The annual Prix De West art show at the National Cowboy and Western Heritage Museum will come to a close on Aug. 4.
The exhibition features more than 300 paintings and sculptures, created by the finest contemporary Western artists in the nation. The art showcases all aspects of the west, from cattle drives to Native American culture. Other works include historical subject matter that reflects the early days of the West, to more contemporary and impressionistic artistic expressions. Landscapes, wildlife art and illustrative scenes are showcased in the world-class exhibition.

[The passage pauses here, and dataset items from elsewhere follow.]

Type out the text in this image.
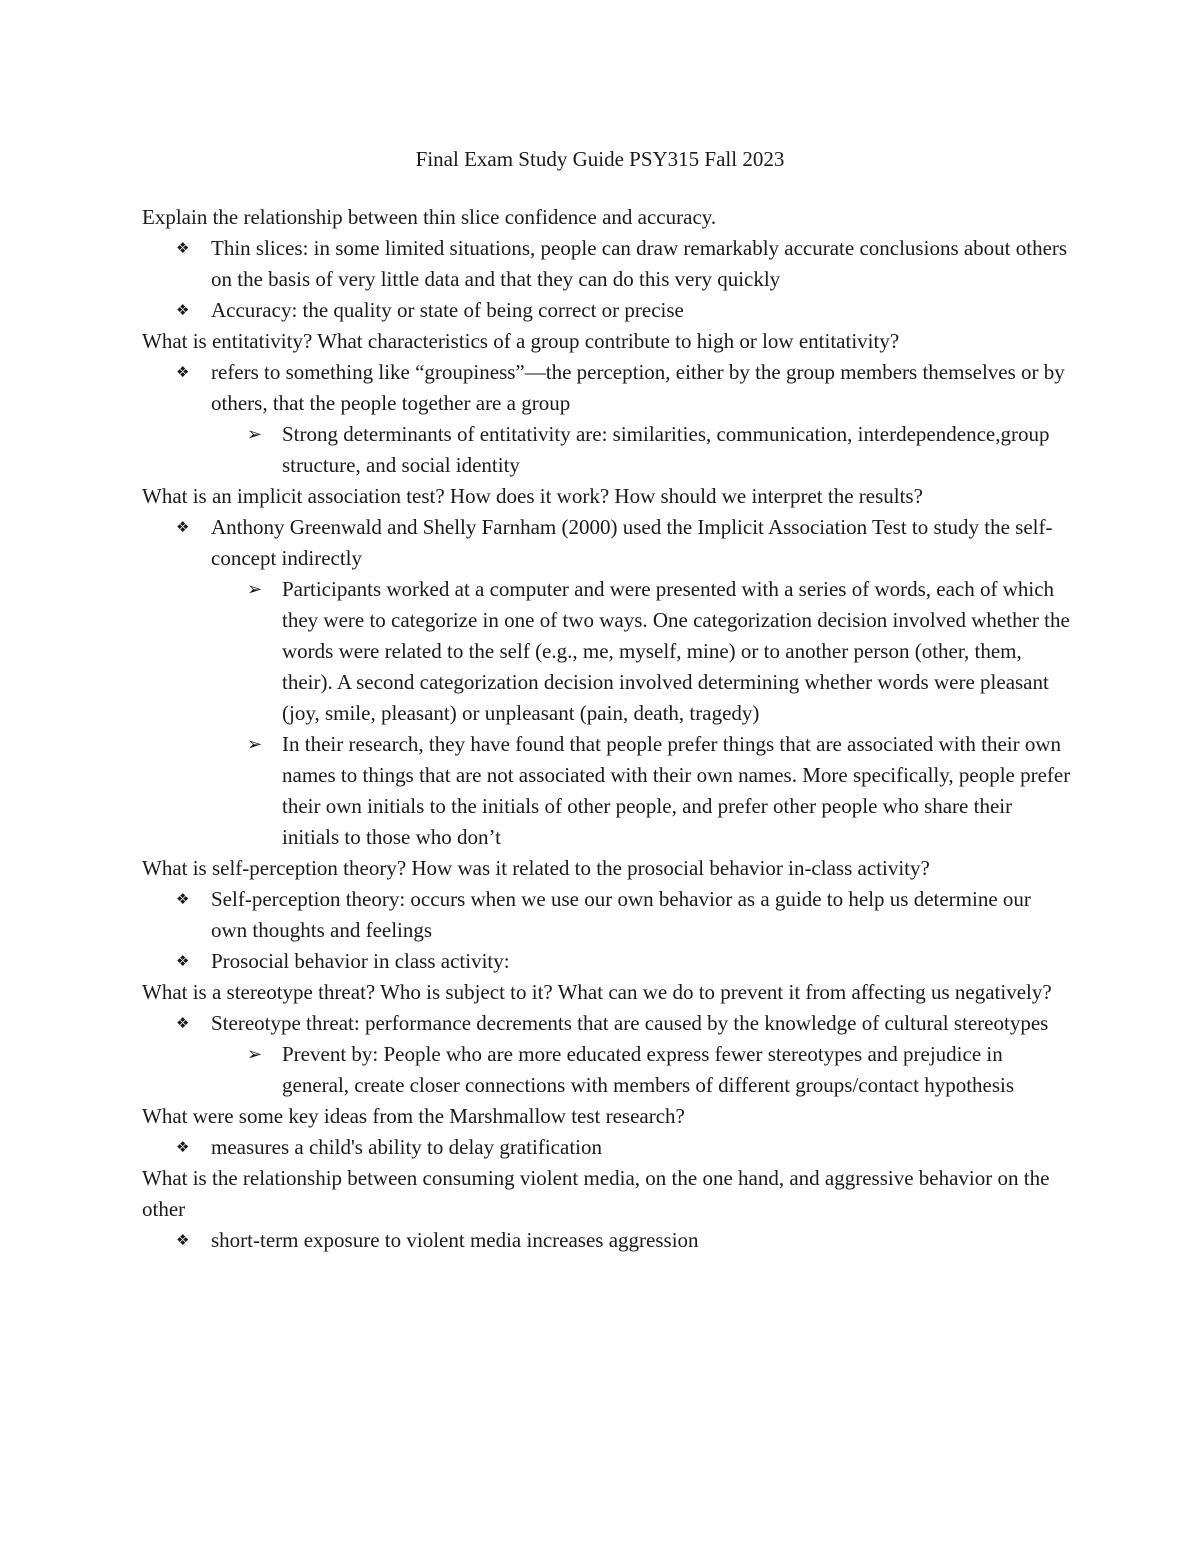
Final Exam Study Guide PSY315 Fall 2023

Explain the relationship between thin slice confidence and accuracy.

❖ Thin slices: in some limited situations, people can draw remarkably accurate conclusions about others on the basis of very little data and that they can do this very quickly

❖ Accuracy: the quality or state of being correct or precise

What is entitativity? What characteristics of a group contribute to high or low entitativity?

❖ refers to something like “groupiness”—the perception, either by the group members themselves or by others, that the people together are a group

➢ Strong determinants of entitativity are: similarities, communication, interdependence,group structure, and social identity

What is an implicit association test? How does it work? How should we interpret the results?

❖ Anthony Greenwald and Shelly Farnham (2000) used the Implicit Association Test to study the self-concept indirectly

➢ Participants worked at a computer and were presented with a series of words, each of which they were to categorize in one of two ways. One categorization decision involved whether the words were related to the self (e.g., me, myself, mine) or to another person (other, them, their). A second categorization decision involved determining whether words were pleasant (joy, smile, pleasant) or unpleasant (pain, death, tragedy)

➢ In their research, they have found that people prefer things that are associated with their own names to things that are not associated with their own names. More specifically, people prefer their own initials to the initials of other people, and prefer other people who share their initials to those who don’t

What is self-perception theory? How was it related to the prosocial behavior in-class activity?

❖ Self-perception theory: occurs when we use our own behavior as a guide to help us determine our own thoughts and feelings

❖ Prosocial behavior in class activity:

What is a stereotype threat? Who is subject to it? What can we do to prevent it from affecting us negatively?

❖ Stereotype threat: performance decrements that are caused by the knowledge of cultural stereotypes

➢ Prevent by: People who are more educated express fewer stereotypes and prejudice in general, create closer connections with members of different groups/contact hypothesis

What were some key ideas from the Marshmallow test research?

❖ measures a child's ability to delay gratification

What is the relationship between consuming violent media, on the one hand, and aggressive behavior on the other

❖ short-term exposure to violent media increases aggression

The show opened June 7 with a sale, though pieces can still be purchased. Visitors can tour the show with paid museum admission. (Our friends at the Oklahoma City Convention and Visitors Bureau have an admission coupon on their site.)
Since the art has been at the museum for more than a month, VeloCity asked the museum staff to share its favorite works.
This was the top pick from Visitor Center Assistant Hope Smashey.
"I love this piece for a variety of reasons," she said. "First, the beautiful contrast of color and light gives this piece a certain nostalgic feel which helps capture the romanticized view of the west. Also, Annie's tentative gaze as she prepares to aim her rifle capture the imagination of the viewer. Not to be forgotten, are the two onlookers just to the right of Annie: Buffalo Bill and Sitting Bull--which adds just the right touch to the setting that the artist seeks to create.”
Assistant Preparator Robbie Bowman said she this cozy wolf was her favorite.
“Arctic Soul is my favorite for several reasons," she said. "I see a lot of artwork in the museum, and nobody can paint hair like Bonnie Marris. In addition to her technical skill, she also has an amazing ability to capture an animal’s personality, which almost makes them seem human. Arctic Soul is aptly named, because the viewer seems to see the wolf’s soul through its eyes. I just think it’s a wonderful piece. Plus, the wolf looks a lot like my dog (which is always a bonus!).”
Annie Oakley Society Coordinator Joel Penuel chose A Chasm of Sublime: Plateau Point by Curt Walters as his top pic.
“This piece stands out to me because of Walters' use of depth, shadows, and light within this landscape painting," he said. "Walters transports the viewer into the picture frame, and it feels as if the viewer is standing at the edge of the Grand Canyon. As the viewer approaches the artwork, they soon notice that they are looking down into the depths of the vast chasms of the Grand Canyon and out toward the endless cloud-filled Arizona horizon. Walters use of light and shadows gives the painting a realistic sunlight effect that reflects off of the cliffs through the overcast sky. One of the most fascinating details for me is the clay-colored river that runs through the center of the gorge. Like the cliffs, the water also reflects the Arizona sun giving the painting almost a photo-realistic effect. Shadows from the high clouds and rocks create depth and interest onto the surface of the river below. Walters' use of light and shadows is what makes this piece my favorite this year.”